それに、人と接する仕事をしていた両親とは違い、多分に「人間嫌い」なところがあった。それで、機械相手の職種に従事し続けていたのだが…どんな仕事でも大抵そうだが、最終的には人と人とのつながりだ。機械を整備したからといって、機械が代金を払ってくれるわけではないし、たとえ故障が直らなくても、言葉たくみに相手を納得させられれば、新しい機械だって売れるかもしれないが…。なんでも「作家になるのは、教師の子弟に多い」という話を聞いた事がある。しかし、「話を創る」なんて、ウソつきなだけだ。「虚言癖」があるくせに、口下手な奴が小説なんてものを書く。口がうまかったら、きっと詐欺師になっていた事だろう。
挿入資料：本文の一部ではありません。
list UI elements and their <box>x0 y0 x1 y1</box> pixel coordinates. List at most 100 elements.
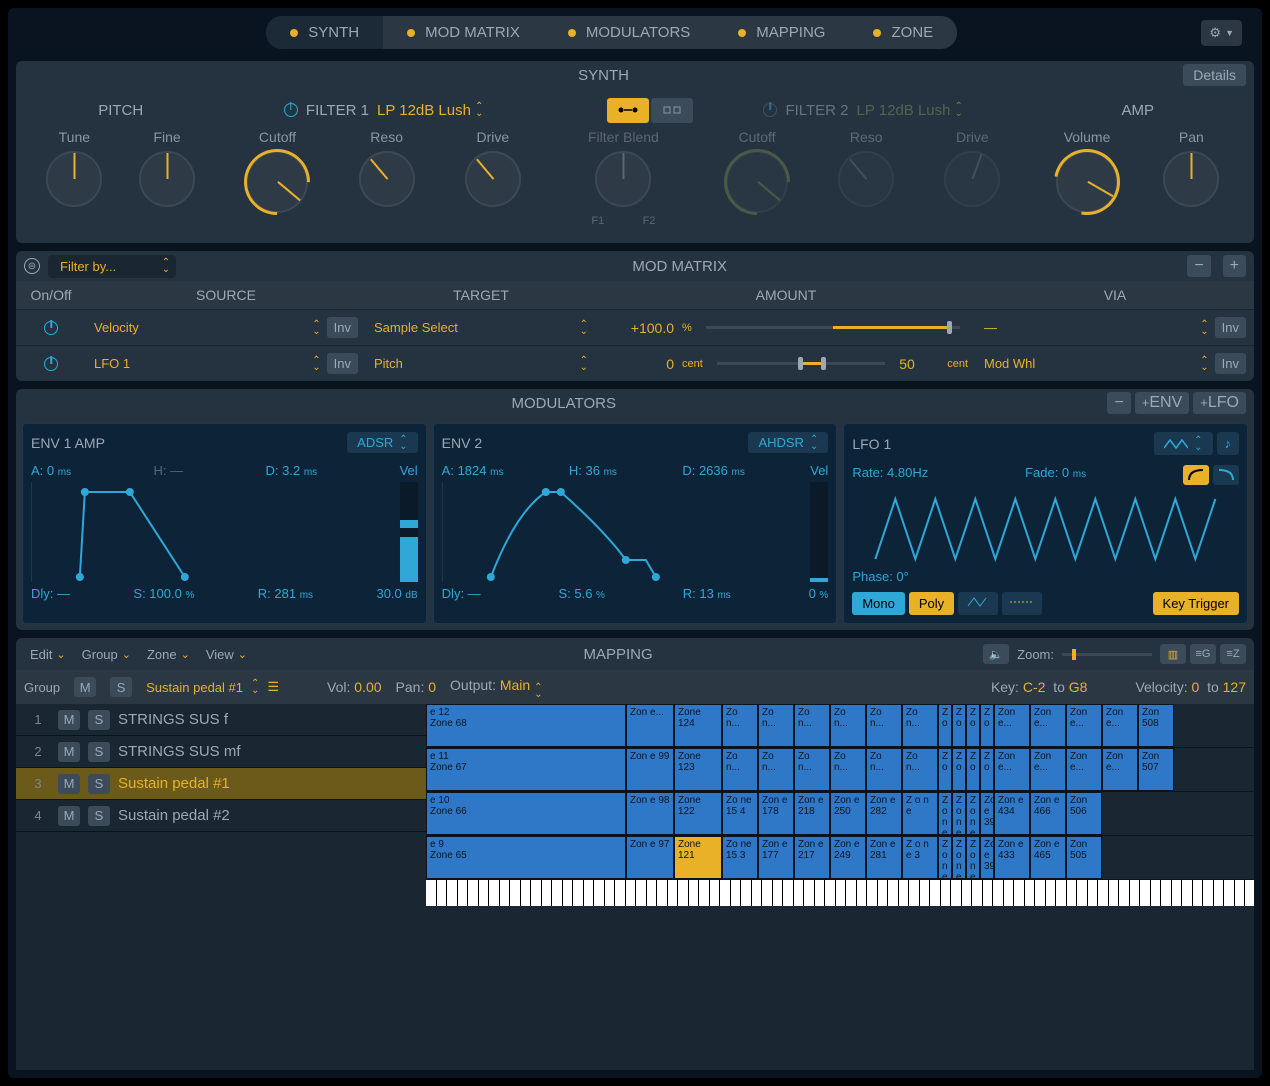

(頭の良し悪しはともかく、「ズル賢いガキ」だった。それに、いったんシラを切るとなったら、とことん切り続けた。「性悪説」。もちろん、「性善説」的生まれながらの善人というのもいるだろうが、少なくとも、自分はそうだったし…「人間など皆◯◯」…この「◯◯」に当てはまる言葉が、『その人の本性』だと今でも思っている。そして、そんな「性悪」を討ち消すには、まず経済的な余裕。次に「教育」…つまり「美意識」の問題だろうが、この歳になると、今度は「体力」が重要だ。「善行」なんて、「超人」以外、まず金と力があっての行為だろう)。